Tout ça pour ça ! Trente-six jours de campagne et 612 millions de dollars plus tard, le Canada se retrouve à la case départ, avec un gouvernement minoritaire libéral, avec un Parlement qui aura pratiquement la même configuration.

Pari perdu, donc, pour Justin Trudeau, qui devra se plier à la volonté des Canadiens. Et la dernière chose que les électeurs souhaitent, c’est retourner aux urnes dans 18 mois, possibilité évoquée par le chef libéral lors des débats.

Alors, on ne peut que souhaiter que tous les partis fassent preuve d’humilité et de maturité politique, qu’ils retournent au parlement pour travailler ensemble. En équipe. Pour le bien commun de tous les Canadiens qui veulent en finir avec la pandémie et remettre le pays sur les rails.

Mais on le sait, l’appétit du pouvoir sans partage fait en sorte que l’espérance de vie moyenne d’un gouvernement minoritaire n’est que de 21 mois au Canada depuis les années 1950.

Or, ce n’est pas une fatalité.

Les politiciens doivent se faire à l’idée : les gouvernements minoritaires sont devenus monnaie courante au Canada. Depuis 2004, cinq des sept élections fédérales se sont soldées par un résultat minoritaire, si on inclut celles-ci.

Les partis politiques doivent se sortir de la tête l’idée qu’un gouvernement minoritaire n’est qu’une période de probation, en attendant le moment propice pour obtenir une majorité.

Il est vrai que trois gouvernements minoritaires provinciaux (Colombie-Britannique, Nouveau-Brunswick et Terre-Neuve-et-Labrador) ont profité de la pandémie pour déclencher des élections qui les ont menés à une majorité.

La recette n’a pas fonctionné au fédéral.

La grogne des électeurs mécontents d’avoir été appelés aux urnes, pour des raisons strictement partisanes, n’a fait que s’intensifier au fil de la campagne.
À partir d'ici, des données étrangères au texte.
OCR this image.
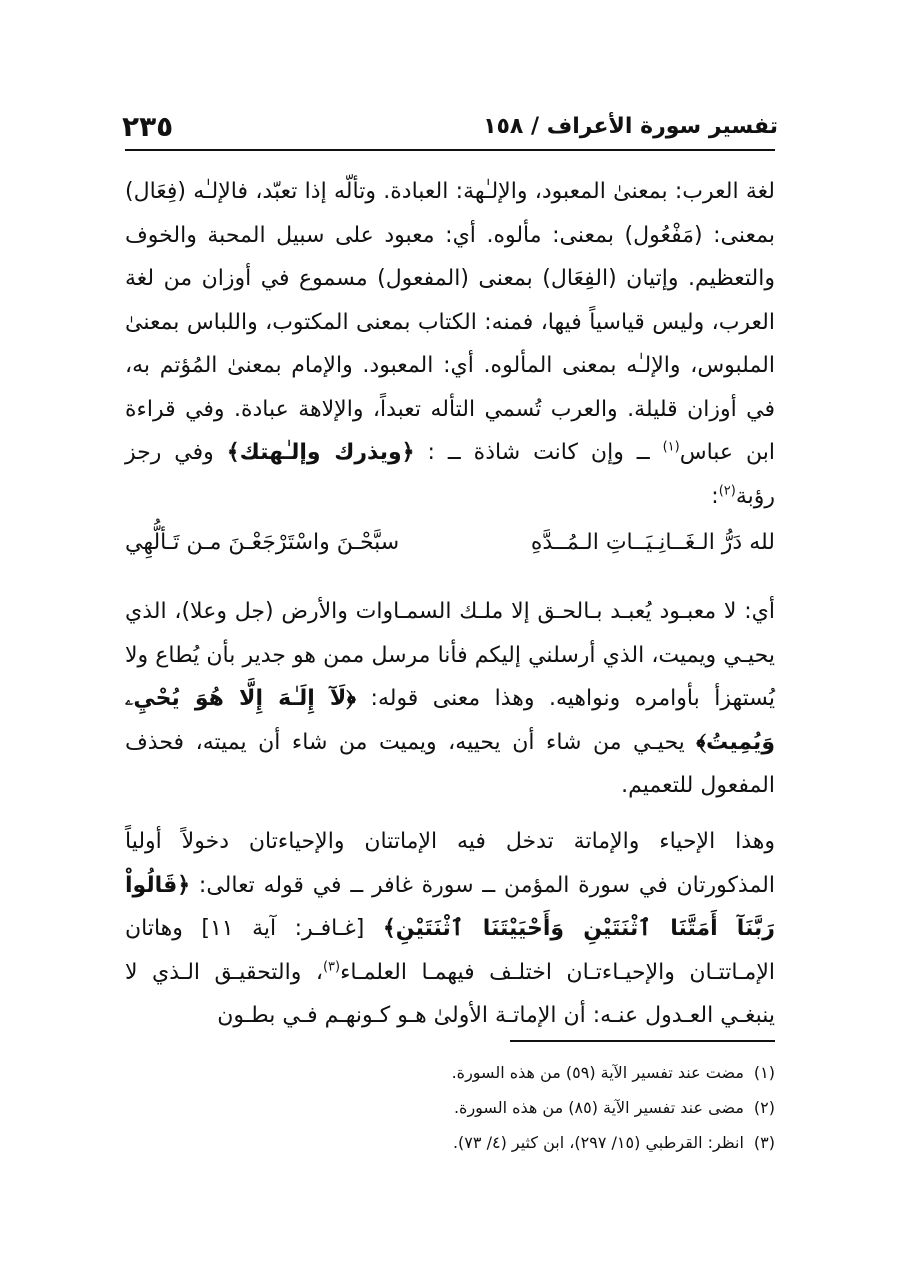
تفسير سورة الأعراف / ١٥٨
٢٣٥

لغة العرب: بمعنىٰ المعبود، والإلـٰهة: العبادة. وتألّه إذا تعبّد، فالإلـٰه (فِعَال) بمعنى: (مَفْعُول) بمعنى: مألوه. أي: معبود على سبيل المحبة والخوف والتعظيم. وإتيان (الفِعَال) بمعنى (المفعول) مسموع في أوزان من لغة العرب، وليس قياسياً فيها، فمنه: الكتاب بمعنى المكتوب، واللباس بمعنىٰ الملبوس، والإلـٰه بمعنى المألوه. أي: المعبود. والإمام بمعنىٰ المُؤتم به، في أوزان قليلة. والعرب تُسمي التأله تعبداً، والإلاهة عبادة. وفي قراءة ابن عباس$^{(١)}$ ــ وإن كانت شاذة ــ : ﴿ويذرك وإلـٰهتك﴾ وفي رجز رؤبة$^{(٢)}$:

لله دَرُّ الـغَــانِـيَــاتِ الـمُــدَّهِ
سبَّحْـنَ واسْتَرْجَعْـنَ مـن تَـألُّهِي

أي: لا معبـود يُعبـد بـالحـق إلا ملـك السمـاوات والأرض (جل وعلا)، الذي يحيـي ويميت، الذي أرسلني إليكم فأنا مرسل ممن هو جدير بأن يُطاع ولا يُستهزأ بأوامره ونواهيه. وهذا معنى قوله: ﴿لَآ إِلَـٰهَ إِلَّا هُوَ يُحْيِۦ وَيُمِيتُ﴾ يحيـي من شاء أن يحييه، ويميت من شاء أن يميته، فحذف المفعول للتعميم.

وهذا الإحياء والإماتة تدخل فيه الإماتتان والإحياءتان دخولاً أولياً المذكورتان في سورة المؤمن ــ سورة غافر ــ في قوله تعالى: ﴿قَالُواْ رَبَّنَآ أَمَتَّنَا ٱثْنَتَيْنِ وَأَحْيَيْتَنَا ٱثْنَتَيْنِ﴾ [غـافـر: آية ١١] وهاتان الإمـاتتـان والإحيـاءتـان اختلـف فيهمـا العلمـاء$^{(٣)}$، والتحقيـق الـذي لا ينبغـي العـدول عنـه: أن الإماتـة الأولىٰ هـو كـونهـم فـي بطـون

(١)مضت عند تفسير الآية (٥٩) من هذه السورة.
(٢)مضى عند تفسير الآية (٨٥) من هذه السورة.
(٣)انظر: القرطبي (١٥/ ٢٩٧)، ابن كثير (٤/ ٧٣).
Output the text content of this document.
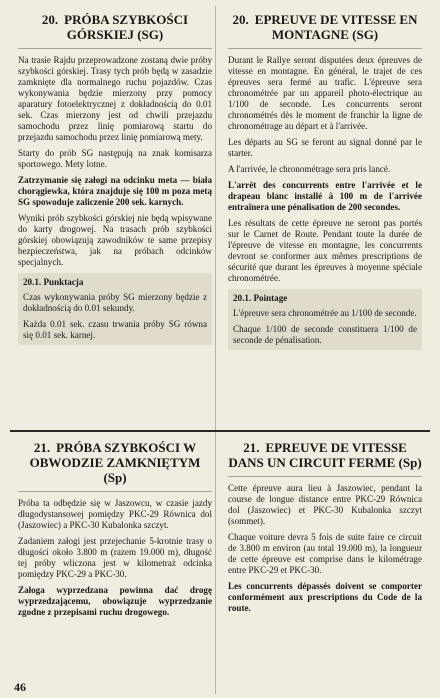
20. PRÓBA SZYBKOŚCI GÓRSKIEJ (SG)

Na trasie Rajdu przeprowadzone zostaną dwie próby szybkości górskiej. Trasy tych prób będą w zasadzie zamknięte dla normalnego ruchu pojazdów. Czas wykonywania będzie mierzony przy pomocy aparatury fotoelektrycznej z dokładnością do 0.01 sek. Czas mierzony jest od chwili przejazdu samochodu przez linię pomiarową startu do przejazdu samochodu przez linię pomiarową mety.

Starty do prób SG następują na znak komisarza sportowego. Mety lotne.

Zatrzymanie się załogi na odcinku meta — biała chorągiewka, która znajduje się 100 m poza metą SG spowoduje zaliczenie 200 sek. karnych.

Wyniki prób szybkości górskiej nie będą wpisywane do karty drogowej. Na trasach prób szybkości górskiej obowiązują zawodników te same przepisy bezpieczeństwa, jak na próbach odcinków specjalnych.

20.1. Punktacja

Czas wykonywania próby SG mierzony będzie z dokładnością do 0.01 sekundy.

Każda 0.01 sek. czasu trwania próby SG równa się 0.01 sek. karnej.

20. EPREUVE DE VITESSE EN MONTAGNE (SG)

Durant le Rallye seront disputées deux épreuves de vitesse en montagne. En général, le trajet de ces épreuves sera fermé au trafic. L'épreuve sera chronométrée par un appareil photo-électrique au 1/100 de seconde. Les concurrents seront chronométrés dès le moment de franchir la ligne de chronométrage au départ et à l'arrivée.

Les départs au SG se feront au signal donné par le starter.

A l'arrivée, le chronométrage sera pris lancé.

L'arrêt des concurrents entre l'arrivée et le drapeau blanc installé à 100 m de l'arrivée entraînera une pénalisation de 200 secondes.

Les résultats de cette épreuve ne seront pas portés sur le Carnet de Route. Pendant toute la durée de l'épreuve de vitesse en montagne, les concurrents devront se conformer aux mêmes prescriptions de sécurité que durant les épreuves à moyenne spéciale chronométrée.

20.1. Pointage

L'épreuve sera chronométrée au 1/100 de seconde.

Chaque 1/100 de seconde constituera 1/100 de seconde de pénalisation.

21. PRÓBA SZYBKOŚCI W OBWODZIE ZAMKNIĘTYM (Sp)

Próba ta odbędzie się w Jaszowcu, w czasie jazdy długodystansowej pomiędzy PKC-29 Równica dol (Jaszowiec) a PKC-30 Kubalonka szczyt.

Zadaniem załogi jest przejechanie 5-krotnie trasy o długości około 3.800 m (razem 19.000 m), długość tej próby wliczona jest w kilometraż odcinka pomiędzy PKC-29 a PKC-30.

Załoga wyprzedzana powinna dać drogę wyprzedzającemu, obowiązuje wyprzedzanie zgodne z przepisami ruchu drogowego.

21. EPREUVE DE VITESSE DANS UN CIRCUIT FERME (Sp)

Cette épreuve aura lieu à Jaszowiec, pendant la course de longue distance entre PKC-29 Równica dol (Jaszowiec) et PKC-30 Kubalonka szczyt (sommet).

Chaque voiture devra 5 fois de suite faire ce circuit de 3.800 m environ (au total 19.000 m), la longueur de cette épreuve est comprise dans le kilométrage entre PKC-29 et PKC-30.

Les concurrents dépassés doivent se comporter conformément aux prescriptions du Code de la route.

46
Dix jours avant le jour J, plus des deux tiers de la population jugeaient toujours que le scrutin était inutile.

Les électeurs ont donc sanctionné les libéraux pour ne pas avoir été au bout de leur mandat, alors que le Parlement demeurait fonctionnel.

Bien sûr, un gouvernement minoritaire nécessite davantage de compromis. Mais cela n’empêche pas d’accomplir de grandes choses. On l’a vu dans le passé, au Canada et partout dans le monde.

Et la géométrie actuelle de la Chambre des communes, où le gouvernement pourra obtenir une majorité de voix tant avec l’appui du Bloc québécois qu’avec celui du Nouveau Parti démocratique, permettra aux libéraux de continuer à faire des alliances à la carte, selon les enjeux.

La démocratie y gagne, puisque ces alliances représentent souvent une plus grande proportion des électeurs qu’un gouvernement majoritaire qui peut être porté au pouvoir avec seulement 38 % du vote populaire, comme on l’a vu avec la Coalition avenir Québec.

Mais restons sur la scène fédérale.

Le gouvernement Trudeau aura fort à faire pour unifier le pays, qui est plus clivé que jamais, à l’issue d’une campagne où la démocratie en a pris pour son rhume.

On a même vu des manifestants lancer du gravier à la tête de Justin Trudeau.

C’est en conquérant ces orphelins politiques que Maxime Bernier a réussi à obtenir 5 % des voix à l’échelle nationale, ce qui démontre que le Canada n’est pas immunisé contre la montée d’un populisme plus radical.

Non, réconcilier le pays ne sera pas aisé.

La méthode O’Toole a été un échec. Lui qui promettait une chose et son contraire, en fonction de l’audience, a été mis face à ses contradictions en fin de parcours, ce qui a plombé sa fin de campagne.

Malgré les défis et les tensions, les partis politiques ont l’obligation de chercher de véritables voies de passage, en laissant derrière « certaines rancœurs du passé », comme l’a dit le chef bloquiste, Yves-François Blanchet, à la lumière des résultats.

On ne peut pas retirer à un gouvernement minoritaire le pouvoir de déclencher des élections avant le terme de son mandat. Autrement, le Parlement pourrait se retrouver dans une véritable impasse. Mais c’est une arme à utiliser en dernier recours seulement.

C’est la leçon qu’on doit retenir de ces élections. Justin Trudeau dit avoir compris le message : « Ça ne vous tente plus qu’on parle de politique et d’élections », a-t-il dit dans son discours. Mais le message s’adresse à tous les partis qui doivent agir en toute bonne foi pour faire avancer le pays.